REUTERS/Bryan Woolston/File Photo
State legislative records, however, show hundreds of nursing homes
have received waivers allowing them to operate with temporary
generators, even though the 2018 law intended for all sites to have
permanent generators by the start of last year's hurricane season.
"There are tens of thousands, multiple tens of thousands of people
whose safety could be at risk in this situation. And we've had two
years to prepare for this," said Dave Bruns, a spokesman for the
Florida chapter of AARP, a group representing Americans aged 50 and
over, in a phone interview. "That we find ourselves in this
situation is disappointing."
The state AHCS agency, which oversees nursing home and
assisted-living facilities in the state, said it was working to
ensure that all those sites complied with the law.

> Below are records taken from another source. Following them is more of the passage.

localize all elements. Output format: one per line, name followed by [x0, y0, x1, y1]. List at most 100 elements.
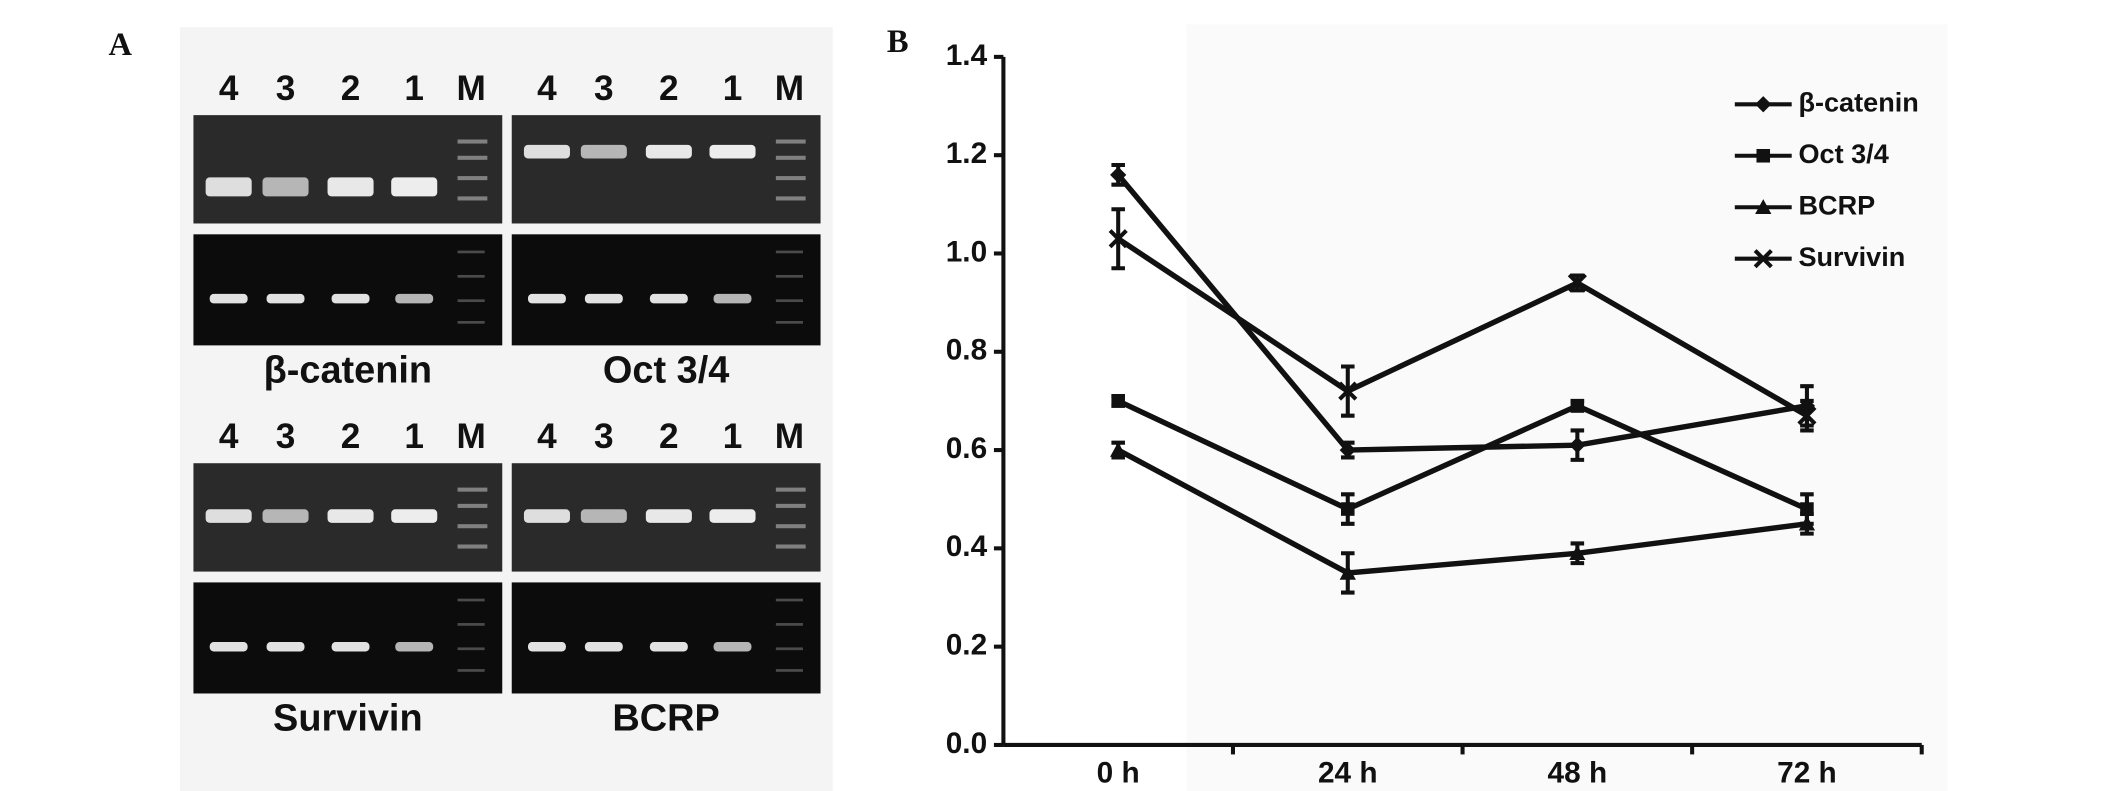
y-tick-label: 0.8: [946, 334, 987, 367]
y-tick-label: 0.4: [946, 530, 988, 563]
gel-band: [391, 509, 438, 523]
lane-label: 1: [723, 417, 743, 456]
legend-marker: [1753, 249, 1773, 269]
gel-band: [580, 509, 627, 523]
marker: [1798, 515, 1816, 531]
marker: [1108, 229, 1128, 249]
gel-band: [649, 293, 688, 304]
lane-label: 3: [276, 417, 296, 456]
gel-band: [327, 177, 374, 197]
y-tick-label: 0.2: [946, 629, 987, 662]
y-tick-label: 0.0: [946, 727, 987, 760]
marker-band: [775, 299, 803, 303]
gel-band: [523, 509, 570, 523]
lane-label: 3: [594, 69, 614, 108]
legend-marker: [1755, 96, 1772, 113]
lane-label: 1: [404, 69, 424, 108]
gel-image: [511, 234, 821, 346]
lane-label: 4: [537, 417, 557, 456]
lane-label: 1: [404, 417, 424, 456]
gel-band: [262, 509, 309, 523]
x-tick-label: 0 h: [1097, 757, 1140, 790]
legend-marker: [1756, 148, 1771, 163]
gel-band: [205, 177, 252, 197]
legend-label: β-catenin: [1798, 86, 1918, 117]
legend-label: Survivin: [1798, 241, 1905, 272]
marker-band: [775, 503, 806, 508]
marker: [1110, 441, 1127, 457]
gel-band: [209, 642, 248, 652]
series-line: [1116, 447, 1808, 576]
marker-band: [775, 155, 806, 160]
gel-name: β-catenin: [264, 349, 432, 391]
lane-label: 1: [723, 69, 743, 108]
marker-band: [457, 669, 485, 672]
gel-band: [645, 509, 692, 523]
gel-band: [266, 293, 305, 304]
legend-marker: [1755, 199, 1772, 215]
marker-band: [457, 503, 488, 508]
lane-label: M: [456, 417, 485, 456]
marker-band: [457, 274, 485, 278]
marker-band: [775, 321, 803, 324]
marker-band: [775, 623, 803, 626]
marker: [1111, 394, 1125, 408]
marker-band: [457, 155, 488, 160]
gel-name: BCRP: [612, 698, 719, 740]
marker: [1569, 437, 1586, 454]
lane-label: M: [775, 417, 804, 456]
gel-band: [391, 177, 438, 197]
gel-name: Survivin: [273, 698, 423, 740]
panel-label: B: [887, 24, 909, 60]
gel-band: [713, 293, 752, 304]
marker-band: [775, 647, 803, 651]
marker-band: [457, 176, 488, 181]
marker-band: [457, 321, 485, 324]
gel-band: [645, 144, 692, 159]
marker: [1339, 441, 1356, 459]
x-tick-label: 48 h: [1548, 757, 1608, 790]
marker-band: [457, 544, 488, 549]
lane-label: 2: [659, 69, 679, 108]
y-tick-label: 1.2: [946, 137, 987, 170]
marker-band: [775, 487, 806, 492]
gel-image: [511, 115, 821, 224]
y-tick-label: 0.6: [946, 432, 987, 465]
gel-band: [331, 293, 370, 304]
marker-band: [775, 544, 806, 549]
marker-band: [457, 647, 485, 651]
panel-label: A: [109, 27, 133, 63]
marker: [1338, 381, 1358, 401]
lane-label: M: [456, 69, 485, 108]
lane-label: 4: [219, 417, 239, 456]
marker-band: [775, 669, 803, 672]
marker: [1570, 399, 1585, 413]
gel-band: [527, 642, 566, 652]
marker-band: [457, 196, 488, 201]
gel-band: [262, 177, 309, 197]
gel-image: [193, 115, 503, 224]
gel-image: [511, 582, 821, 694]
marker: [1569, 545, 1586, 561]
gel-band: [523, 144, 570, 159]
y-tick-label: 1.0: [946, 235, 987, 268]
lane-label: 3: [276, 69, 296, 108]
x-tick-label: 72 h: [1777, 757, 1837, 790]
marker: [1797, 406, 1817, 426]
marker-band: [457, 524, 488, 529]
gel-image: [193, 234, 503, 346]
x-tick-label: 24 h: [1318, 757, 1378, 790]
marker-band: [775, 524, 806, 529]
gel-band: [395, 293, 434, 304]
marker-band: [457, 299, 485, 303]
gel-band: [713, 642, 752, 652]
gel-band: [209, 293, 248, 304]
marker: [1567, 273, 1587, 293]
legend-label: BCRP: [1798, 189, 1875, 220]
lane-label: 2: [659, 417, 679, 456]
marker-band: [457, 250, 485, 254]
gel-band: [649, 642, 688, 652]
gel-band: [584, 642, 623, 652]
marker-band: [775, 196, 806, 201]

"Our agency remains committed to making sure long term care
facilities can support safe conditions during loss of power," AHCA
Secretary Mary Mayhew said in a statement.
Many of the state's larger nursing homes are as much as 30 years
old, meaning that installing generators can take extensive
regulatory review as well as potentially replacing entire electrical
systems, said Kristen Knapp, a spokeswoman for the Florida Health
Care Association, which represents about 80 percent of the state's
nursing homes.
"These aren't generators that you go to Home Depot and purchase and
plug in," Knapp said. She added that following the declaration of a
state of emergency, nursing home operators had 24 hours to get their
temporary generators delivered: "Ideally, those generators are all
going to be in place before Dorian even makes landfall."